I only get to talk to Tracey for about an hour or so each day and I just don’t want to take that precious time with complaining about this or that. So in general, I just complain less. My favorite verse is Philippians 2:14-15 which says, 
“Do everything without complaining or arguing so that you may be blameless and pure, children of God in a crooked and depraved generation in which you shine like stars in the universe.” 

I am not sure how I missed that verse when I was struggling. I will be sure to remember to complain less to Trace even when we are together again. Why wouldn’t I want to value that time with her in person as much as the time I get to spend with her on the phone. I have also enjoyed my work more despite working harder and longer and with some of the same struggles I had last year. Amazing how life doesn’t feel as dry when I am not whining about this or that.

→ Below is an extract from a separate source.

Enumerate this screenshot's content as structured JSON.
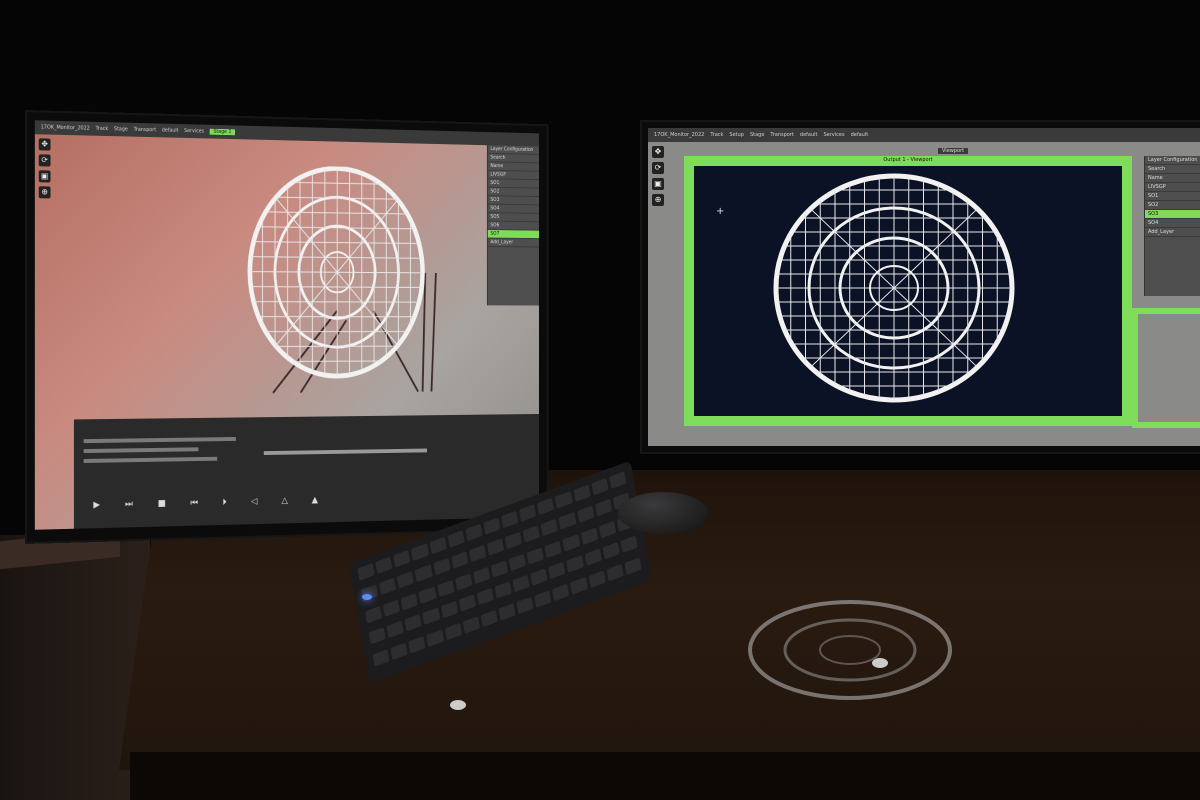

And since being back here, my scripture reading has been regular and prayer time has been good. There has been some hard stuff going on to start the field service, but I couldn’t just run upstairs and talk to Trace about it. So, I would turn to God and pray and just ask “what would you have me do”. It’s becoming a habit as I hoped it would last year. I have read Ezra and Nehemiah which show how some really great things can be built when people come together.

I have opened up more to the community around me here as well. People here have really looked after me. Getting me out for hikes or some beach volleyball, letting me borrow their ipads so I could skype with Tracey and put up with times when I am short and a little angry. They know it’s hard for me and have really encouraged me often. The desert feeling fades away when you let people into your life.

So I think the desert end has been reached. It feels really good. I feel closer to God and have learned a bunch. God was there all the time asking, begging for me to turn to Him but I tried everything else. He stripped it all away so that I could see only Him. And now that I have stepped out of that, I have more life, more joy in my job, more community, a third child on the way and more positive communication in my marriage. So now after all that dryness, life feels fresh and new and better than when the desert time started.
I don’t think I want to go back to that. So in the future when doubts and distance push their way in, I hope to look back on this year and remember that God is always there. The desert experience is very real, and I am certainly not the first or last person to go through it. It’s probably not even the last time I will go through it. But God teaches us even in those times. Teaches us that He is still there, even when we believe that He is not.